For small teams like ours, the worst pain isn't lacking ideas — it's ideas getting stuck in our hands. I've been stuck too. Last year I spent ¥30K on an outsourced mini-program, the back-and-forth communication was more exhausting than writing code myself, and it launched two versions behind schedule — I almost gave up on that project those two months.
What This Means + Who's Using It
Citadel Securities just released a report called '2026 Global Intelligence Crisis.' Core finding: software engineer hiring is rising fast, big companies are accelerating talent grabs, but supply can't keep up. In plain English: programmers are getting more expensive and harder to book.
But this is exactly our window. My friend Azhou, who does independent consulting, spent two days last month at a co-working space using Cursor (an AI coding assistant — you describe your needs in natural language and it writes the code) to build a small client management tool — getting someone to build it would've cost ¥20K. He can't code at all; he just iterated with the AI round by round, gradually refining it.
While big tech drives programmer prices sky-high, AI tools are lowering the coding barrier to somewhere we can actually reach.
Your Action Cost Today
Here are the numbers: Money — $0 (Cursor free tier is enough, ChatGPT free tier works too); Time — 3 hours to get your first runnable page; Technical barrier — if you can chat on WhatsApp or WeChat, you can use this, you just describe 'I want a page with a title on top and a contact button below' and AI generates the code; First step — go to cursor.com, click Download, after installing create a new file, type 'help me make a simple landing page.'
But I messed this up before: I thought AI could handle a complete product in one go. Actually it's more like a very patient partner — you go round by round saying 'make the font bigger' 'the button only works on double-click,' slowly grinding it out. But it's way faster than waiting on an outsourced dev.
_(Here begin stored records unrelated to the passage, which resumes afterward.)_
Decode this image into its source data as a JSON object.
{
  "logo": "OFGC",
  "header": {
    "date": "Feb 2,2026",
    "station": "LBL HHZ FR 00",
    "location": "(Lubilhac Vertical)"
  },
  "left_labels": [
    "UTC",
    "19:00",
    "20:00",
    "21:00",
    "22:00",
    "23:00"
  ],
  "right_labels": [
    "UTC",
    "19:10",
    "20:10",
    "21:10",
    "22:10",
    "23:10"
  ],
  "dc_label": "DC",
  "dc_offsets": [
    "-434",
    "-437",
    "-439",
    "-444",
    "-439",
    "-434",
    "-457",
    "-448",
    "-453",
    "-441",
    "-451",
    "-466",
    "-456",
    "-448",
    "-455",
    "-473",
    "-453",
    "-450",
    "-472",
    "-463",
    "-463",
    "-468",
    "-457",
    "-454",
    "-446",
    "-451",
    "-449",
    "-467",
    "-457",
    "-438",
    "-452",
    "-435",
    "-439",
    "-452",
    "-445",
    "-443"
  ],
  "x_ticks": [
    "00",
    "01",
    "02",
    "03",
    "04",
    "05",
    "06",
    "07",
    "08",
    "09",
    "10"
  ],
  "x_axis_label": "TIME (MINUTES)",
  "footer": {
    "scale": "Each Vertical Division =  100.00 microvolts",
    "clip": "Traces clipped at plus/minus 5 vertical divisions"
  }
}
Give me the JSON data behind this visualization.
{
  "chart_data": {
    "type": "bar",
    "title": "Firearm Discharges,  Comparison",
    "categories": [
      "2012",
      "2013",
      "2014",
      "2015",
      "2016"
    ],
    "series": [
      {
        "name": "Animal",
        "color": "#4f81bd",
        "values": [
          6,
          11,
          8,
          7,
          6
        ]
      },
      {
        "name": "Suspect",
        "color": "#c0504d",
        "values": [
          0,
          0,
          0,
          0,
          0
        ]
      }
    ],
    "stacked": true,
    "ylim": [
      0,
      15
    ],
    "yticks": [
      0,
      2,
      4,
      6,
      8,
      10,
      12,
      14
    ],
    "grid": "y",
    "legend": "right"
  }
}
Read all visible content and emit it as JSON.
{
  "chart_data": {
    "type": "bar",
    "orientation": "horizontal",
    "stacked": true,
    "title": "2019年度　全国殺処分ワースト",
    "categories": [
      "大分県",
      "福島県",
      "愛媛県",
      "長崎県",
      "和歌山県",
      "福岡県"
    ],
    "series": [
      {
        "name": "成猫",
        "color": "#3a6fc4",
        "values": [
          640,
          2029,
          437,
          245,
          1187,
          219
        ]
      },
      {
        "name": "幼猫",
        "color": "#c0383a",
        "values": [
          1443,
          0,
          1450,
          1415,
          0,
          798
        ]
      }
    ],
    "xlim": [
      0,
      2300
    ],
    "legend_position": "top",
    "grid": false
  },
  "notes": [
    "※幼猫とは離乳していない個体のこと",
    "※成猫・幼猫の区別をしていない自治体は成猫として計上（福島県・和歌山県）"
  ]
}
This tool isn't for everyone. If you haven't figured out what product to build yet, it's fine to skip it for now.
Advice by Stage
If you're just starting out and haven't found your first customer — I'd suggest using ChatGPT's free tier to chat through your ideas, let it help turn vague notions into a presentable one-pager. Don't rush into complex products, first let people see what you're working on.
If you have 1-2 customers already — I'd suggest using Cursor to build a small tool that solves your most repetitive task. Azhou automated the client report he sent 5 times a week, saving 3 hours weekly. Start with whatever annoys you most.
If you're scaling up — I'd suggest drawing a clear line: which work absolutely requires a human programmer, and which can have AI produce a prototype first, then find someone to optimize. Don't outsource everything, and don't rely on AI for everything either. Get that line right, and the savings are substantial.